The interface from Win 95 to XP was fine. It was predictable, usable... it just worked. It was comforting in the fact that users could rely on things working the exact same way and seeing the same kinds of things in their interface for 20 years.
Like cars with steering wheels and 2 floor pedals. Put whatever you want under the hood; the user didn’t need to go back to school to know how to drive it.
I’m an old MS guy, used DOS back in the day, adopted Windows when it was 3.0 (remember File Manager and Program Manager? Those were the days...). Once I learned the ins and outs of Windows 95, MS could practically do no wrong in my eyes. It even dumped ideas and software that didn’t work without too much protest.
Then Gates left and Ballmer unleashed Windows 8.0. My God what a Charlie Foxtrot.
The Windows 10 interface was a compromise between 8 and the old 95-98-XP-7 interface. It, like all compromises, pleased very few people.
At least the codebase was slimmer and trimmer. Too bad it’s not 100%. I have yet to get DVD burners on any of my Windows 10 machines at home to work. I have to burn CDs and DVDs on a Linux box I have in a spare room. Before 10, the other machines burned DVDs just fine, then the 10 upgrade made it go BOOM! no more DVD burns.
I noticed copying or moving files and folders to other drives, even USB sticks, is much slower now too. Weird.
And after MS Edge decided it wanted to be the default browser, without the one feature that I loved on IE - the dropdown list of URLs most visited - I went over to Google Chrome, which has a whole other set of issues but is still preferable to Edge IMO.

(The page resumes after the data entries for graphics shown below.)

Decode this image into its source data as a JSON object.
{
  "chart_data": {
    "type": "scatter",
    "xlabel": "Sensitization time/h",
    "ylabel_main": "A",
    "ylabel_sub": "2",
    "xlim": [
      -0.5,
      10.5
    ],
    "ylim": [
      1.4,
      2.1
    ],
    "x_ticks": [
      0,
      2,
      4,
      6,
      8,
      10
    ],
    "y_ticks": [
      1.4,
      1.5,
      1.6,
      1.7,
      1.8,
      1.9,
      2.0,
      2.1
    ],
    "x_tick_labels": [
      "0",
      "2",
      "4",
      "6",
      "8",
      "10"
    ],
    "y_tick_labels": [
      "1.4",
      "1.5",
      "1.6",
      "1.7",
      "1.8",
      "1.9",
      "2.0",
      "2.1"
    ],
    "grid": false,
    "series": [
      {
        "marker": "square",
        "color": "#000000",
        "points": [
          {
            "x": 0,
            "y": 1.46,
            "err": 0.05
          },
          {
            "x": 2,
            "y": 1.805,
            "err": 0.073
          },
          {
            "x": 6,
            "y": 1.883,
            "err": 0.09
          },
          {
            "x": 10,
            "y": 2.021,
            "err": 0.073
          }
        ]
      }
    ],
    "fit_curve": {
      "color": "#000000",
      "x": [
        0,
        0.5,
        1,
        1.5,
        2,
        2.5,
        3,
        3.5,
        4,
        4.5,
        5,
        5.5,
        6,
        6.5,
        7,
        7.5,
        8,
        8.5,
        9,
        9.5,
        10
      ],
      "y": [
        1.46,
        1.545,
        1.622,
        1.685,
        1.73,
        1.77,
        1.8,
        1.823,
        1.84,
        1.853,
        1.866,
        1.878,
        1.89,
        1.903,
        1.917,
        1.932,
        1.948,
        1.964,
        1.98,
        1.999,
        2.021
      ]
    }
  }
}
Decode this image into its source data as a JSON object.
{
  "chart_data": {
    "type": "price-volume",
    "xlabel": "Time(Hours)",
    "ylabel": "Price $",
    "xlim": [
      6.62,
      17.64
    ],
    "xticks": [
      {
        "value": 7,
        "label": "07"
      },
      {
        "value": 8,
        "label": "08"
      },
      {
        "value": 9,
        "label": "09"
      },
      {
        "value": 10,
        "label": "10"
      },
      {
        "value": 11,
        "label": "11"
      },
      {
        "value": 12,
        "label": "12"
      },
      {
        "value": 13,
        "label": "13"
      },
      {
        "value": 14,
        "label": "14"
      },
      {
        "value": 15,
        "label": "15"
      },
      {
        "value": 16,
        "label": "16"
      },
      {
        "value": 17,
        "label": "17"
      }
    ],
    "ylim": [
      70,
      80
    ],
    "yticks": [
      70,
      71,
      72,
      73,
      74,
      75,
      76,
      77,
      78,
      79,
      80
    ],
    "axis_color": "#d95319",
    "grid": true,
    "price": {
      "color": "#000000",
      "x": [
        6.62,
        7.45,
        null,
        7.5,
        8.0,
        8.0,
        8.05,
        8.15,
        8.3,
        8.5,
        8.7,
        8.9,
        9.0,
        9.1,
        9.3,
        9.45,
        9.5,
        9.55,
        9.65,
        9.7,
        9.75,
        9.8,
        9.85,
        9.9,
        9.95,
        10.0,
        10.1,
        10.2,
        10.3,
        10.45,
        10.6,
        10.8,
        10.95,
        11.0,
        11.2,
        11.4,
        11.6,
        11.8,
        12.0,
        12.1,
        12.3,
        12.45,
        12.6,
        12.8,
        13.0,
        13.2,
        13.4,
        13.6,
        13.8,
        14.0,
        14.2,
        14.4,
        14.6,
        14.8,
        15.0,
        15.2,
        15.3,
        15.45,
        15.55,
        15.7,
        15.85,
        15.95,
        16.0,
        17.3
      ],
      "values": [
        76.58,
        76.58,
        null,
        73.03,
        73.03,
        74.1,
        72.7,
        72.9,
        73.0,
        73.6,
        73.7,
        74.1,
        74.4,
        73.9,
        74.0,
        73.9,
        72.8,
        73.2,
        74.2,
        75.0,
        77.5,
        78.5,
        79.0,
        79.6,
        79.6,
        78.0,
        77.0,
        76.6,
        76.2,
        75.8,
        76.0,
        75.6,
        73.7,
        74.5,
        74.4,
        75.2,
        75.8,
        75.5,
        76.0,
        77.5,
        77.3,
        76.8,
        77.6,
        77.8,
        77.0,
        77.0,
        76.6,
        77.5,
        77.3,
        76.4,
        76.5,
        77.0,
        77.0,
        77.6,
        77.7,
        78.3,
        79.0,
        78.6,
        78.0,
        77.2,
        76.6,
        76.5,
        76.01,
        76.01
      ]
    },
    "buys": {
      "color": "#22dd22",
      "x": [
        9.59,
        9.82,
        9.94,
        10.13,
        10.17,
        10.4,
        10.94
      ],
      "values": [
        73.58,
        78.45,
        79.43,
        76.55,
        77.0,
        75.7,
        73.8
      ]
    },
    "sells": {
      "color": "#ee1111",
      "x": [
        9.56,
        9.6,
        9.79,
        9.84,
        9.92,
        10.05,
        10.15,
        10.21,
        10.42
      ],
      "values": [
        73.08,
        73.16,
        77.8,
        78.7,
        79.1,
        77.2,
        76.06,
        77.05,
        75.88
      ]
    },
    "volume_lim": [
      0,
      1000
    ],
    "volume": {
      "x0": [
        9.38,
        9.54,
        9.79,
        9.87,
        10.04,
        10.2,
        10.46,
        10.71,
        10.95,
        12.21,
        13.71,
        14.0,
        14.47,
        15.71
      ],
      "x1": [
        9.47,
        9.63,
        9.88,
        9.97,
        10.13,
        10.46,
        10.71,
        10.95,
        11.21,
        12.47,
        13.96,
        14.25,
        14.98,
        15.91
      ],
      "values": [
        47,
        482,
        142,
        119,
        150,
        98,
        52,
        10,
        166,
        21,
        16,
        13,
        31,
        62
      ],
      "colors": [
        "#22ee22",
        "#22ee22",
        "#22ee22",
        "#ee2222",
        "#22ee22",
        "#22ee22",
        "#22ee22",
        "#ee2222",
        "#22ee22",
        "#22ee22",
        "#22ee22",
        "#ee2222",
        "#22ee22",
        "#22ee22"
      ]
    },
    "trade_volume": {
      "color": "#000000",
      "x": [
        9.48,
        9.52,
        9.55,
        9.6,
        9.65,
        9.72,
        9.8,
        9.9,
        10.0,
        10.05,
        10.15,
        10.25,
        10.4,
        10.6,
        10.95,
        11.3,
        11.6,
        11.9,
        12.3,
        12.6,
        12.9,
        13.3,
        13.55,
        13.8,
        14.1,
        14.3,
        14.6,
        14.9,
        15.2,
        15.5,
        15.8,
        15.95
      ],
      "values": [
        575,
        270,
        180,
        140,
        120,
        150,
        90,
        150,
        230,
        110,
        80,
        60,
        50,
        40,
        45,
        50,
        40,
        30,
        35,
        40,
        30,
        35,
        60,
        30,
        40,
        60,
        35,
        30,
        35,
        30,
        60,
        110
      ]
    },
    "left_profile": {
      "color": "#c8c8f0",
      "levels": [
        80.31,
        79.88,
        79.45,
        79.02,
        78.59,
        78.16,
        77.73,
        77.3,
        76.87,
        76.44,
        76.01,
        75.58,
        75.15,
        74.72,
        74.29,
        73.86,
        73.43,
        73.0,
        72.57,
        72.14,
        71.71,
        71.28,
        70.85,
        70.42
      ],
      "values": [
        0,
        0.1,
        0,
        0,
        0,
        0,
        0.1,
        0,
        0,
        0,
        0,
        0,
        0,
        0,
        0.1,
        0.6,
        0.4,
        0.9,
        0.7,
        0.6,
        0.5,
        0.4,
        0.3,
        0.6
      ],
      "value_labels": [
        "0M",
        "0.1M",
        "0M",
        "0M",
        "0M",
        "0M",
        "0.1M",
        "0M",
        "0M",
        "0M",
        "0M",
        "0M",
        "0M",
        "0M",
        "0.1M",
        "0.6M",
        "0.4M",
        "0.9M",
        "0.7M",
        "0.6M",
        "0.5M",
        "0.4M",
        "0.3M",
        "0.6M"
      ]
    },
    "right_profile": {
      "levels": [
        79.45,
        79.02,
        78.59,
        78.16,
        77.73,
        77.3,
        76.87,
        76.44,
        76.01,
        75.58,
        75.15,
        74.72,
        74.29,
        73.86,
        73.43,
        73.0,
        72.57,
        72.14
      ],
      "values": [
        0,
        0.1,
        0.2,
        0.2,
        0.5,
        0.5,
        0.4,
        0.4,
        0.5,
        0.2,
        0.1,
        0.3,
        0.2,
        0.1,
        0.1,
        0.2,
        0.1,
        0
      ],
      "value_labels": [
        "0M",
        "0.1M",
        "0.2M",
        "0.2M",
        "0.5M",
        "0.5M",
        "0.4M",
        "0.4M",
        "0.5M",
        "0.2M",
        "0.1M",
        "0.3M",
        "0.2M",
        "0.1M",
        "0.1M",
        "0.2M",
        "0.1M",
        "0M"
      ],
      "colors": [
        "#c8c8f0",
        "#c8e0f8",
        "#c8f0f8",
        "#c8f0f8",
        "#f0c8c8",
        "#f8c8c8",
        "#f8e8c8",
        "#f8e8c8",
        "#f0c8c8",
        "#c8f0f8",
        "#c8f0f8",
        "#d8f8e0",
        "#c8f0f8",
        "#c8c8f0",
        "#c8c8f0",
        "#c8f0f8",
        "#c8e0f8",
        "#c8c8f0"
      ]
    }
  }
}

I agree. MS-DOS I once had a book that taught one how to use it. Elephant drives, Osbourne’s, I’ sure you know the drill. We sure date ourselves FReeper. I guess I just don’t want to waste what is left of the rest of my life learning how to interface once again with a piece of electrified silicon. I am not going to do it. I’m not. God knows what Microsoft plans for enterprise work stations. At work we are using. 32 bit 7 and of course we are running out of memory for large documents and multitasking on individual work stations. It is a large company and going to 64 bit LANs and WANs will be quite expensive for them. Eventually everything will have to go to Windows 10 and the company will have to eat the lost productivity while everyone comes up to speed interfacing with the stuff. Hope I am fully retired by then.